Il buco del culo di Katia è ben visibile, ma è la figa che voglio, adesso: le piccole labbra sono marroni, gonfie, grondano umore sessuale femminile sporco di sborra. Afferro il mio cazzo, appoggio la cappella nell’orifizio e spingo. Le pareti della fregna si aprono al mio passaggio, scivolose per l’orgasmo che le ho appena dato.

Katia non resta impassibile, arcua la schiena verso il basso come una che è esperta della posizione, discosta appena le cosce. Emette un gemito quando il mio cazzo sprofonda dentro di lei.

Stringo i suoi fianchi, allontano il suo bacino dal mio quanto basta per lasciarle dentro solo la mia cappella e la spingo verso di me. La ragazza solleva la testa. «Ah!»

Prendo il ritmo, il mio cazzo scivola nella sua vagina bagnata, il suo umore scivola fino alle mie palle e cola sulle sue cosce. Il suono delle sue chiappe contro i miei pettorali riempie il baitèl, copre gli ansimi di Katia, circonda Stefano, che si stringe le braccia attorno alle gambe e affonda il viso tra le ginocchia.
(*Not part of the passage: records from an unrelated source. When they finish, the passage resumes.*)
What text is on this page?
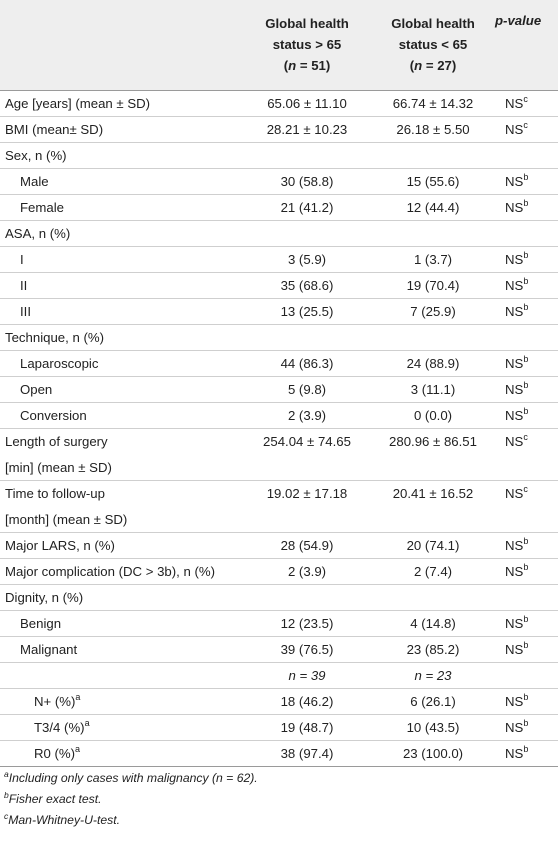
	Global health
status > 65
(n = 51)	Global health
status < 65
(n = 27)	p-value
Age [years] (mean ± SD)	65.06 ± 11.10	66.74 ± 14.32	$NS^c$
BMI (mean± SD)	28.21 ± 10.23	26.18 ± 5.50	$NS^c$
Sex, n (%)			
Male	30 (58.8)	15 (55.6)	$NS^b$
Female	21 (41.2)	12 (44.4)	$NS^b$
ASA, n (%)			
I	3 (5.9)	1 (3.7)	$NS^b$
II	35 (68.6)	19 (70.4)	$NS^b$
III	13 (25.5)	7 (25.9)	$NS^b$
Technique, n (%)			
Laparoscopic	44 (86.3)	24 (88.9)	$NS^b$
Open	5 (9.8)	3 (11.1)	$NS^b$
Conversion	2 (3.9)	0 (0.0)	$NS^b$
Length of surgery	254.04 ± 74.65	280.96 ± 86.51	$NS^c$
[min] (mean ± SD)			
Time to follow-up	19.02 ± 17.18	20.41 ± 16.52	$NS^c$
[month] (mean ± SD)			
Major LARS, n (%)	28 (54.9)	20 (74.1)	$NS^b$
Major complication (DC > 3b), n (%)	2 (3.9)	2 (7.4)	$NS^b$
Dignity, n (%)			
Benign	12 (23.5)	4 (14.8)	$NS^b$
Malignant	39 (76.5)	23 (85.2)	$NS^b$
	n = 39	n = 23	
N+ (%)$^a$	18 (46.2)	6 (26.1)	$NS^b$
T3/4 (%)$^a$	19 (48.7)	10 (43.5)	$NS^b$
R0 (%)$^a$	38 (97.4)	23 (100.0)	$NS^b$
$^a$Including only cases with malignancy (n = 62).
$^b$Fisher exact test.
$^c$Man-Whitney-U-test.
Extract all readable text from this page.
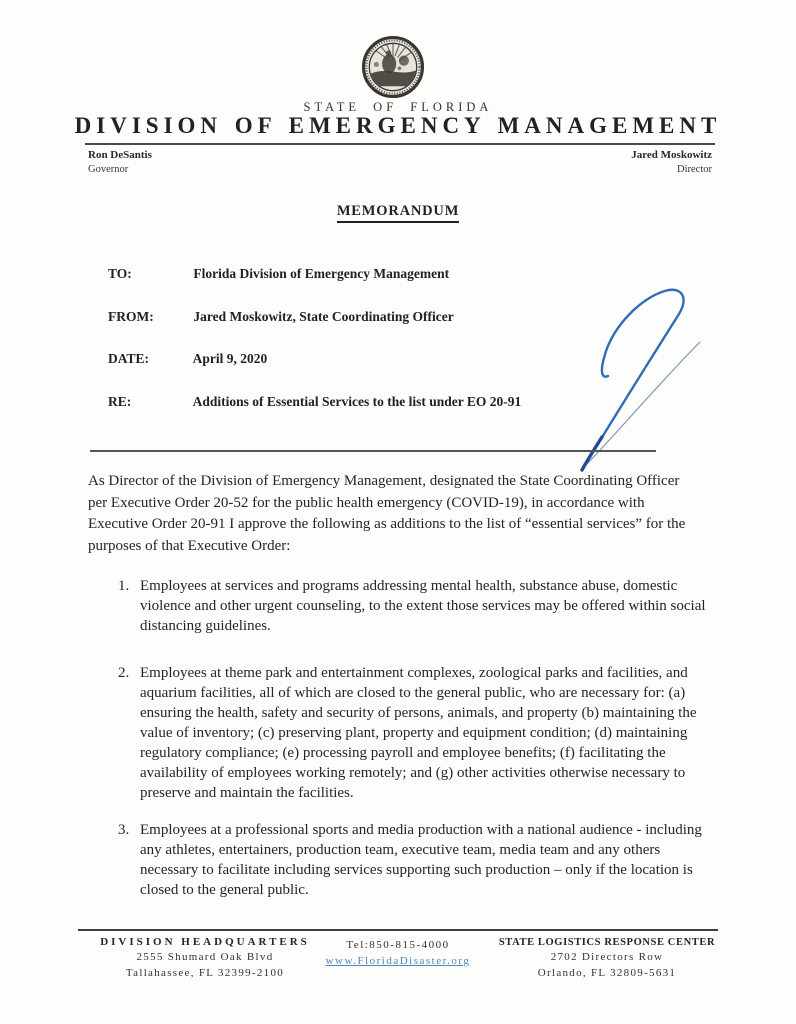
STATE OF FLORIDA
DIVISION OF EMERGENCY MANAGEMENT
Ron DeSantis
Governor
Jared Moskowitz
Director
MEMORANDUM
TO:	Florida Division of Emergency Management
FROM:	Jared Moskowitz, State Coordinating Officer
DATE:	April 9, 2020
RE:	Additions of Essential Services to the list under EO 20-91
As Director of the Division of Emergency Management, designated the State Coordinating Officer per Executive Order 20-52 for the public health emergency (COVID-19), in accordance with Executive Order 20-91 I approve the following as additions to the list of “essential services” for the purposes of that Executive Order:
1. Employees at services and programs addressing mental health, substance abuse, domestic violence and other urgent counseling, to the extent those services may be offered within social distancing guidelines.
2. Employees at theme park and entertainment complexes, zoological parks and facilities, and aquarium facilities, all of which are closed to the general public, who are necessary for: (a) ensuring the health, safety and security of persons, animals, and property (b) maintaining the value of inventory; (c) preserving plant, property and equipment condition; (d) maintaining regulatory compliance; (e) processing payroll and employee benefits; (f) facilitating the availability of employees working remotely; and (g) other activities otherwise necessary to preserve and maintain the facilities.
3. Employees at a professional sports and media production with a national audience - including any athletes, entertainers, production team, executive team, media team and any others necessary to facilitate including services supporting such production – only if the location is closed to the general public.
DIVISION HEADQUARTERS
2555 Shumard Oak Blvd
Tallahassee, FL 32399-2100
Tel:850-815-4000
www.FloridaDisaster.org
STATE LOGISTICS RESPONSE CENTER
2702 Directors Row
Orlando, FL 32809-5631
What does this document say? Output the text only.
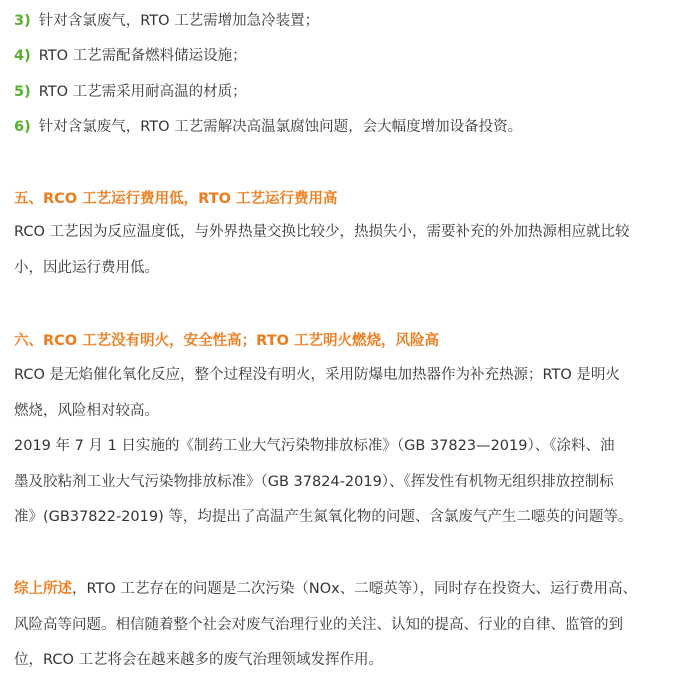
3) 针对含氯废气，RTO 工艺需增加急冷装置；
4) RTO 工艺需配备燃料储运设施；
5) RTO 工艺需采用耐高温的材质；
6) 针对含氯废气，RTO 工艺需解决高温氯腐蚀问题，会大幅度增加设备投资。
五、RCO 工艺运行费用低，RTO 工艺运行费用高
RCO 工艺因为反应温度低，与外界热量交换比较少，热损失小，需要补充的外加热源相应就比较
小，因此运行费用低。
六、RCO 工艺没有明火，安全性高；RTO 工艺明火燃烧，风险高
RCO 是无焰催化氧化反应，整个过程没有明火，采用防爆电加热器作为补充热源；RTO 是明火
燃烧，风险相对较高。
2019 年 7 月 1 日实施的《制药工业大气污染物排放标准》（GB 37823—2019）、《涂料、油
墨及胶粘剂工业大气污染物排放标准》（GB 37824-2019）、《挥发性有机物无组织排放控制标
准》(GB37822-2019) 等，均提出了高温产生氮氧化物的问题、含氯废气产生二噁英的问题等。
综上所述，RTO 工艺存在的问题是二次污染（NOx、二噁英等），同时存在投资大、运行费用高、
风险高等问题。相信随着整个社会对废气治理行业的关注、认知的提高、行业的自律、监管的到
位，RCO 工艺将会在越来越多的废气治理领域发挥作用。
Il suo cazzo resta duro e pende tra le cosce.

Lascio con la mano il fianco della ragazza e le prendo i capelli biondi che le sono scesi oltre la spalla. Glieli tiro, le sollevo la testa. «Ti stai scaldando?» Strattono le ciocche. «Ti stai scaldando, troia?»

Lei ansima, le sue mani stringono la coperta lurida. «No-non fermarti, Manu!»

Mollo i capelli e le stringo una tetta, l’altra mano si infila tra le sue cosce e prendo con due dita il suo clitoride in erezione, uscito dal cappuccio. Glielo sego, lo premo, lo faccio ruotare.

Il grido di Katia potrebbe causare una slavina. Stefano stringe gli occhi e discosta il volto.